Alain Robert Oulman (Oeiras, Cruz Quebrada - Dafundo, 15 de junho de 1928 - Paris, 29 de março de 1990) foi o grande responsável por alguns dos maiores sucessos de Amália. Foi também o editor do livro "Le Portugal Baillonné - témoignage" ("Portugal Amordaçado") de Mário Soares.
"Cantei porque para mim era fado. A nobreza que está lá dentro é que conta. Se não tem fado para os outros, para mim tem"

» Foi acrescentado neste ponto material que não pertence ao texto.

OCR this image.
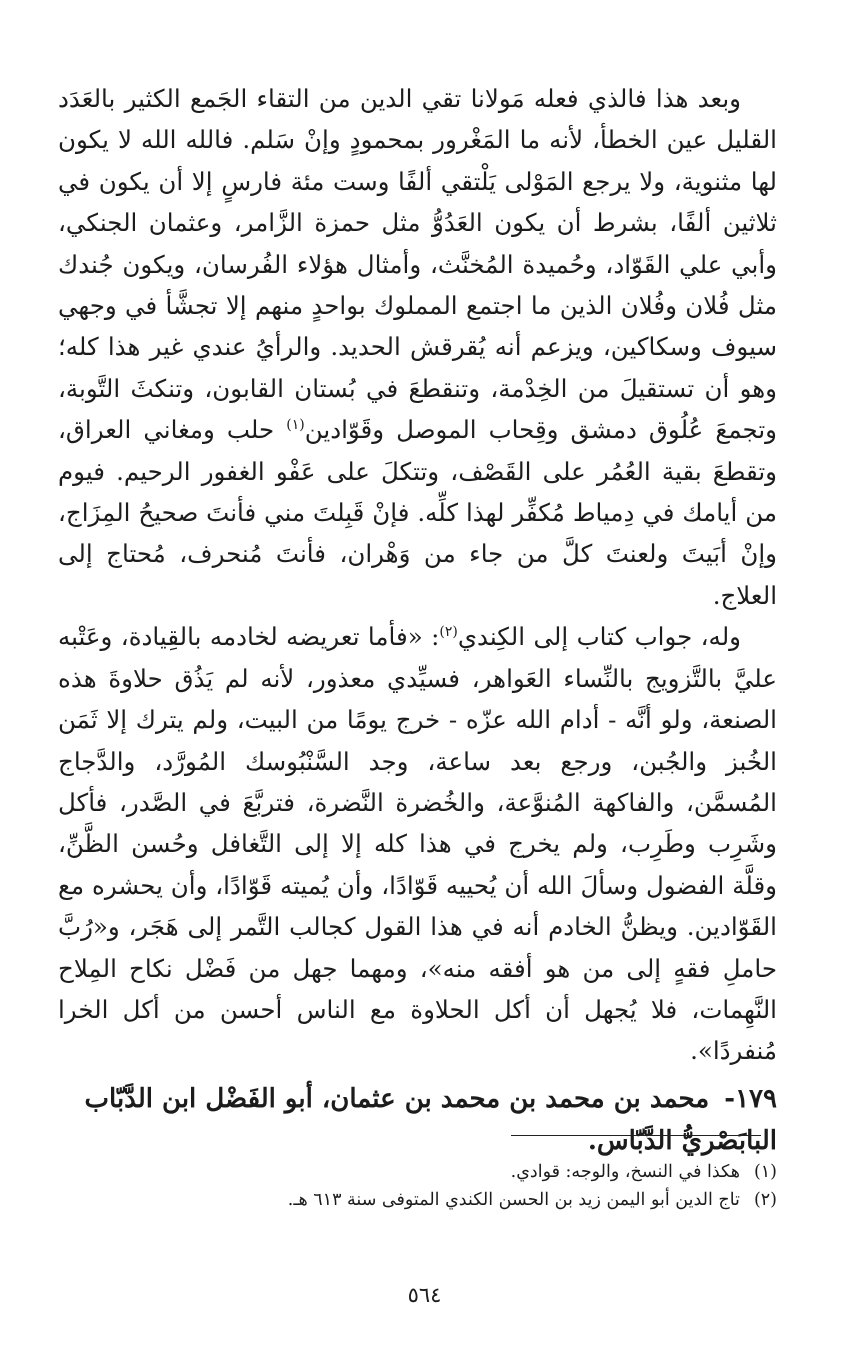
وبعد هذا فالذي فعله مَولانا تقي الدين من التقاء الجَمع الكثير بالعَدَد القليل عين الخطأ، لأنه ما المَغْرور بمحمودٍ وإنْ سَلم. فالله الله لا يكون لها مثنوية، ولا يرجع المَوْلى يَلْتقي ألفًا وست مئة فارسٍ إلا أن يكون في ثلاثين ألفًا، بشرط أن يكون العَدُوُّ مثل حمزة الزَّامر، وعثمان الجنكي، وأبي علي القَوّاد، وحُميدة المُخنَّث، وأمثال هؤلاء الفُرسان، ويكون جُندك مثل فُلان وفُلان الذين ما اجتمع المملوك بواحدٍ منهم إلا تجشَّأ في وجهي سيوف وسكاكين، ويزعم أنه يُقرقش الحديد. والرأيُ عندي غير هذا كله؛ وهو أن تستقيلَ من الخِدْمة، وتنقطعَ في بُستان القابون، وتنكثَ التَّوبة، وتجمعَ عُلُوق دمشق وقِحاب الموصل وقَوّادين$^{(١)}$ حلب ومغاني العراق، وتقطعَ بقية العُمُر على القَصْف، وتتكلَ على عَفْو الغفور الرحيم. فيوم من أيامك في دِمياط مُكفِّر لهذا كلِّه. فإنْ قَبِلتَ مني فأنتَ صحيحُ المِزَاج، وإنْ أبَيتَ ولعنتَ كلَّ من جاء من وَهْران، فأنتَ مُنحرف، مُحتاج إلى العلاج.

وله، جواب كتاب إلى الكِندي$^{(٢)}$: «فأما تعريضه لخادمه بالقِيادة، وعَتْبه عليَّ بالتَّزويج بالنِّساء العَواهر، فسيِّدي معذور، لأنه لم يَذُق حلاوةَ هذه الصنعة، ولو أنَّه - أدام الله عزّه - خرج يومًا من البيت، ولم يترك إلا ثَمَن الخُبز والجُبن، ورجع بعد ساعة، وجد السَّنْبُوسك المُورَّد، والدَّجاج المُسمَّن، والفاكهة المُنوَّعة، والخُضرة النَّضرة، فتربَّعَ في الصَّدر، فأكل وشَرِب وطَرِب، ولم يخرج في هذا كله إلا إلى التَّغافل وحُسن الظَّنِّ، وقلَّة الفضول وسألَ الله أن يُحييه قَوّادًا، وأن يُميته قَوّادًا، وأن يحشره مع القَوّادين. ويظنُّ الخادم أنه في هذا القول كجالب التَّمر إلى هَجَر، و«رُبَّ حاملِ فقهٍ إلى من هو أفقه منه»، ومهما جهل من فَضْل نكاح المِلاح النَّهِمات، فلا يُجهل أن أكل الحلاوة مع الناس أحسن من أكل الخرا مُنفردًا».

١٧٩- محمد بن محمد بن محمد بن عثمان، أبو الفَضْل ابن الدَّبّاب البابَصْريُّ الدَّبّاس.

(١)
هكذا في النسخ، والوجه: قوادي.

(٢)
تاج الدين أبو اليمن زيد بن الحسن الكندي المتوفى سنة ٦١٣ هـ.

٥٦٤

"Alain Oulman, que em sucessivos discos publicados nos anos 50 e 60 soube transformar a fadista Amália Rodrigues - cuja popularidade era incontestada desde o final da Segunda Guerra - na «Amalia», sem acento, que se tornou diva internacional. Oulman divulgou a voz, mas soube renovar-lhe a cada passo os atributos com desafios ousados: primeiro, já não apenas a guitarra e a viola, mas também os acompanhamentos orquestrais, depois as variações sobre estes, conduzindo-a ao extremo de um «jazz combo»."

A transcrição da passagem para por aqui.